CHAPITRE III
LUTTE CONTRE LA FRACTURE NUMÉRIQUE
Article 27
(art. L. 1425-1,
L. 1425-2 et L. 5722-11 [nouveau]
du code général des
collectivités territoriales
Principe de cohérence entre les
différents interventions
des collectivités territoriales et de
leurs groupements
en matière de lutte contre la fracture
numérique
Le présent article vise à renforcer la cohérence des interventions publiques en matière numérique, en clarifiant les modalités d'interventions des personnes publiques concernées, d'une part, par la définition de nouvelles conditions de versement de fonds de concours entre personnes publiques pour l'établissement et l'exploitation d'un réseau de communications électroniques, d'autre part, par l'articulation de la planification numérique avec le nouveau schéma régional d'aménagement, de développement durable et d'égalité des territoires (SRADDET) prévu à l'article 6.
Votre commission a adopté, en première lecture, un amendement de M. Rémy Pointereau, rapporteur pour avis de la commission du développement durable, afin :
- de porter à trente ans la durée maximale de versement des fonds de concours en raison de la nature des investissements concernés impliquant de longues périodes d'amortissement ;
- d'étendre à l'ensemble des collectivités territoriales et à leurs groupements la faculté de recevoir des fonds de concours des autres collectivités ou groupements concernés par un projet d'aménagement numérique ;
- de sécuriser la base légale de certains montages existants en faisant référence à la compétence générale d'aménagement du territoire ;
- d'étendre, à l'initiative de vos rapporteurs, les missions des syndicats mixtes concernés à l'exploitation des réseaux de télécommunications, et non pas seulement à leur établissement.
En séance publique, outre un amendement rédactionnel de ses rapporteurs, votre Haute Assemblée a adopté un amendement de M. Éric Doligé autorisant la délégation de compétence en matière d'aménagement numérique entre deux syndicats mixtes, afin de permettre une « exploitation supra-départementale des réseaux construits à une échelle départementale ».
En dehors de plusieurs amendements rédactionnels de son rapporteur à l'utilité discutable, la commission des lois de l'Assemblée nationale a supprimé le critère portant sur la période de déploiement comme élément définissant le principe de cohérence des réseaux d'initiative publique, en raison de son caractère superflu en comparaison des deux autres critères que sont le type de services rendus et les zones géographiques concernées.
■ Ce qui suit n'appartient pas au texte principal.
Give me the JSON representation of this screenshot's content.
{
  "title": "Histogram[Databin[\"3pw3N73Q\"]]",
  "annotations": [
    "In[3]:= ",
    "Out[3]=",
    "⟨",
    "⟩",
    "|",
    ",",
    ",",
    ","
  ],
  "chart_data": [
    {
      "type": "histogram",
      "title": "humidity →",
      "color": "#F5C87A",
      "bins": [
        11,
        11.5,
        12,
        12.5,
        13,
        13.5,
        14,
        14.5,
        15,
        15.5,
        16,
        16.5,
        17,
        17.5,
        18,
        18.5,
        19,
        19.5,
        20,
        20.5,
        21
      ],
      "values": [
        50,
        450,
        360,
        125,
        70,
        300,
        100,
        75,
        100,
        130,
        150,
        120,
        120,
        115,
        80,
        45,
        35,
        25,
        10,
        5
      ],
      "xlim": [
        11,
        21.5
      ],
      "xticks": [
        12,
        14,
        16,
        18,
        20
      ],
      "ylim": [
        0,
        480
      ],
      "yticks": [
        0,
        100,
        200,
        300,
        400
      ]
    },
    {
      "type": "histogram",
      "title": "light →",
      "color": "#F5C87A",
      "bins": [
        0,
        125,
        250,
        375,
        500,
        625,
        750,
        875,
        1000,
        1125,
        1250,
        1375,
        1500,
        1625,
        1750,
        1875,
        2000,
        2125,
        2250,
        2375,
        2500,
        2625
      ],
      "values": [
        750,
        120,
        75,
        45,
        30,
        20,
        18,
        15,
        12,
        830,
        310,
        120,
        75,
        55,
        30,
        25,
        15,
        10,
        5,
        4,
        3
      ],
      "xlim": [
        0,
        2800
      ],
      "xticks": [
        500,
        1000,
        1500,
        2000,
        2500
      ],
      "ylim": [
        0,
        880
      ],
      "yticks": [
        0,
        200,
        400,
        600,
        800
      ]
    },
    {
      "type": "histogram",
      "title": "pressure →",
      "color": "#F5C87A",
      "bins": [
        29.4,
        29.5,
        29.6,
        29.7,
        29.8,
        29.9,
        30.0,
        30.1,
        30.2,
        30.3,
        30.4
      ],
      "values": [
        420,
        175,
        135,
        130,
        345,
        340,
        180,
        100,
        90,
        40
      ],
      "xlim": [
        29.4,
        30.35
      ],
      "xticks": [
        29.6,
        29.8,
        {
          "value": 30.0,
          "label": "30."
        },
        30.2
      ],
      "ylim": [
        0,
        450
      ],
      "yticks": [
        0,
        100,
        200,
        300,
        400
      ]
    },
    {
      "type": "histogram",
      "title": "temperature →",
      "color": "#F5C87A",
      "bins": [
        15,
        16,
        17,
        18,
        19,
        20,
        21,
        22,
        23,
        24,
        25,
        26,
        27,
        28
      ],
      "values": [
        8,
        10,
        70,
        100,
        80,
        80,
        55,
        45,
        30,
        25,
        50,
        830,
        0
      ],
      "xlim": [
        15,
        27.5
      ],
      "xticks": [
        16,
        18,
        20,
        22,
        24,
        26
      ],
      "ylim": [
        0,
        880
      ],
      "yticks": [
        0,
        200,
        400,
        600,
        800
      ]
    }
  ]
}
Elle a également supprimé la disposition permettant la délégation de compétence en matière d'aménagement numérique entre deux syndicats mixtes, cette faculté étant déjà prévue par le présent article. Enfin, elle a rétabli, sur proposition de son rapporteur, le dispositif initial du Gouvernement relatif à la possibilité de bénéficier de fonds de concours pour l'établissement d'un réseau de communications électroniques : ainsi, elle a supprimé ce bénéfice à l'exploitation des réseaux et réduit à vingt ans la durée maximale de versement de ces fonds de concours.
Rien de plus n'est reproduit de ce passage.